Women can be more competitive than men, a Harvard study has found.
Scientists discovered that women were more competitive with other women than men are with other men, upending decades of stereotypes.
“I must admit the findings stunned me,” study author Dr Joyce Benenson, a human evolutionary biologist at Harvard, told The Sunday Telegraph.
“The accepted wisdom both within evolutionary biology and psychology is that men are the more competitive sex.”
However, Dr Benenson also found the results only applied for same sex assessments. “Men are more competitive towards women than women are towards men,” she said.
The scientists have notyet found out why women are more competitive with each other than men are, but speculate it may be to do with raising children. “We do not know why this is, but theoretically it is likely that women with children need resources more than men with children do,” Dr Benenson explains. “Women generally are the primary caregivers around the world. Therefore, women would be more envious than men of someone with lots of resources that they did not have.

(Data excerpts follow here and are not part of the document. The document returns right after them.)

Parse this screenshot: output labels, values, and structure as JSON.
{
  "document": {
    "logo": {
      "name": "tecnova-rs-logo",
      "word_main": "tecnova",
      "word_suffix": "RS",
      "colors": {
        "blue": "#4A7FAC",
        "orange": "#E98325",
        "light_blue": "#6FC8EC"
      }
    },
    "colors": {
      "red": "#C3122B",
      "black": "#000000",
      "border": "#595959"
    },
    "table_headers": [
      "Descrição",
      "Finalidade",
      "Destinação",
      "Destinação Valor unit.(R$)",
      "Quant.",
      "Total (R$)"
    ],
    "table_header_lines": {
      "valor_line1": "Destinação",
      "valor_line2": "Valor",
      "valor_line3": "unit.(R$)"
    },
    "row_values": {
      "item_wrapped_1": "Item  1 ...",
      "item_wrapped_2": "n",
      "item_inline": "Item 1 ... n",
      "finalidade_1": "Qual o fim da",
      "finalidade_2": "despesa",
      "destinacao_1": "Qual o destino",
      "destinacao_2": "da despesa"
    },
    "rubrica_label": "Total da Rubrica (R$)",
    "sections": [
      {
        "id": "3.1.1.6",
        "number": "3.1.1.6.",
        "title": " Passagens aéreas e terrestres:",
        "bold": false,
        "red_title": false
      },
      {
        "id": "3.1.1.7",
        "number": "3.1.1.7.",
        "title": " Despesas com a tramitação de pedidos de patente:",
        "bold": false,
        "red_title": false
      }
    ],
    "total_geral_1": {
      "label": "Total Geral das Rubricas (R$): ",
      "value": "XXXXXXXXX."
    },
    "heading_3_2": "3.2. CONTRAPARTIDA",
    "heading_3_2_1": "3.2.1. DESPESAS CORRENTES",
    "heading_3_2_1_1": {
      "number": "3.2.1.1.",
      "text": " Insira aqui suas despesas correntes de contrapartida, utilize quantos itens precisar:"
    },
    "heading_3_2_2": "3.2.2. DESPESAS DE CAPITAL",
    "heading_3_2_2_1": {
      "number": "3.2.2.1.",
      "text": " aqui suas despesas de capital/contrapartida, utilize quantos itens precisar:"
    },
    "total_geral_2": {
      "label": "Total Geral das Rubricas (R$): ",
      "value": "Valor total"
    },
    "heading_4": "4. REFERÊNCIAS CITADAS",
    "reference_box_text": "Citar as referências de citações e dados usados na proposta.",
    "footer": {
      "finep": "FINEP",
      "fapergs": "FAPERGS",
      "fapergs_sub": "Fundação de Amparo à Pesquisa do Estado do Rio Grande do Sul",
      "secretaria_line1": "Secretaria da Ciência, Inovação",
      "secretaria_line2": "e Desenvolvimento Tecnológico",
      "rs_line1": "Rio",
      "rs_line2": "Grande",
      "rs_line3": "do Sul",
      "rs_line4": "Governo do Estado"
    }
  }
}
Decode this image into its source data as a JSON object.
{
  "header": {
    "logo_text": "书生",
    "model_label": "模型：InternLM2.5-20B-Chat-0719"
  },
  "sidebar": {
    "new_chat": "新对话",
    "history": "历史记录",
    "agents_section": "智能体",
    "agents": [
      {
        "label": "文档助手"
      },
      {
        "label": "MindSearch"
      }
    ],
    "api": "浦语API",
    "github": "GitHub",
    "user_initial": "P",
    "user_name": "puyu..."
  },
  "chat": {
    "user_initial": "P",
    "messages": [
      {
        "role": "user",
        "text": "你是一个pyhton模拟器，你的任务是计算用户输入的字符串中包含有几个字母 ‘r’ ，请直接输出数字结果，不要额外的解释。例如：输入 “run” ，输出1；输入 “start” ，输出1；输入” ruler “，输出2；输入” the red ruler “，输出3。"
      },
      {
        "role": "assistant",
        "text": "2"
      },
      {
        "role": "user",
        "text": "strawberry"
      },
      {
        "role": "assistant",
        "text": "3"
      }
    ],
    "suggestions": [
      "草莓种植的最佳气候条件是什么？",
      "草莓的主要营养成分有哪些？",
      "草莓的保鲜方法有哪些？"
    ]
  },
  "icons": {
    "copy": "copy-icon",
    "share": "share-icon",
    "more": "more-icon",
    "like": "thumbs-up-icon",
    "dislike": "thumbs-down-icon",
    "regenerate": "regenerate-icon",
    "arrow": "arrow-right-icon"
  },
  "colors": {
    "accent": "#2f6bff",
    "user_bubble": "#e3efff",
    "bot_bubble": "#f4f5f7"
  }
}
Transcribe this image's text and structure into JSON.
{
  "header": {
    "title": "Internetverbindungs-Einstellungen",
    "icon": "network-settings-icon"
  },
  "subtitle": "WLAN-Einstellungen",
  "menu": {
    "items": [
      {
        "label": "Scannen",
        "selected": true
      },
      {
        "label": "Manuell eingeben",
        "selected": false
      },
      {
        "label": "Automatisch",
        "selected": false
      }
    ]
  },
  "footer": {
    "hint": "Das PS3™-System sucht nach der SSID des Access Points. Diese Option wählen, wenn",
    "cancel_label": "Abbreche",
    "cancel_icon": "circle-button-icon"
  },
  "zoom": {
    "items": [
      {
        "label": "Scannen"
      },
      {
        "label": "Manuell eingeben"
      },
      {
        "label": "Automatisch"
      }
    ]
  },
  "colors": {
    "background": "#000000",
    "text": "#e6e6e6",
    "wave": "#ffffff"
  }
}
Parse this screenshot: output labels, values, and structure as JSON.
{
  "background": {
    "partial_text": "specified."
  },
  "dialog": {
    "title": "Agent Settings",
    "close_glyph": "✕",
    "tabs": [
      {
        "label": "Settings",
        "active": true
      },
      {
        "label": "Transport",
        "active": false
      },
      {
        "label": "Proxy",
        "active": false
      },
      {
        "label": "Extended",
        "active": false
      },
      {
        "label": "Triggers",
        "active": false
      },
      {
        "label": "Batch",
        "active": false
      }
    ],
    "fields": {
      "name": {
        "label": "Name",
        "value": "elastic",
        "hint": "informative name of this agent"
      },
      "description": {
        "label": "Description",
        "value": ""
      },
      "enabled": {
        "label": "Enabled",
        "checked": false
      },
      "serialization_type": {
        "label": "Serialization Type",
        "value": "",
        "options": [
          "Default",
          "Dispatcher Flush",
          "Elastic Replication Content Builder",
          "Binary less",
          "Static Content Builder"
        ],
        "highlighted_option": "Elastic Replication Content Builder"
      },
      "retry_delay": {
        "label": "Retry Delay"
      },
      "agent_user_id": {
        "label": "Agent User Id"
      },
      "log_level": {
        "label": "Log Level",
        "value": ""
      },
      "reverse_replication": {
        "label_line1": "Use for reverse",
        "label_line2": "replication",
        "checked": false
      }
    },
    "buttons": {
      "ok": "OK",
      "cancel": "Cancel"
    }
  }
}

“The implications of the results for understanding human society are important in that they indicate that while women and men employ different competitive strategies and often pursue different goals, women may have an even greater motivation to compete with same-sex peers than men,” the researchers write in their study, published in Scientific Reports.
“Thus, it seems reasonable that women may be more envious than men of same-sex peers who are better able to care for their children.”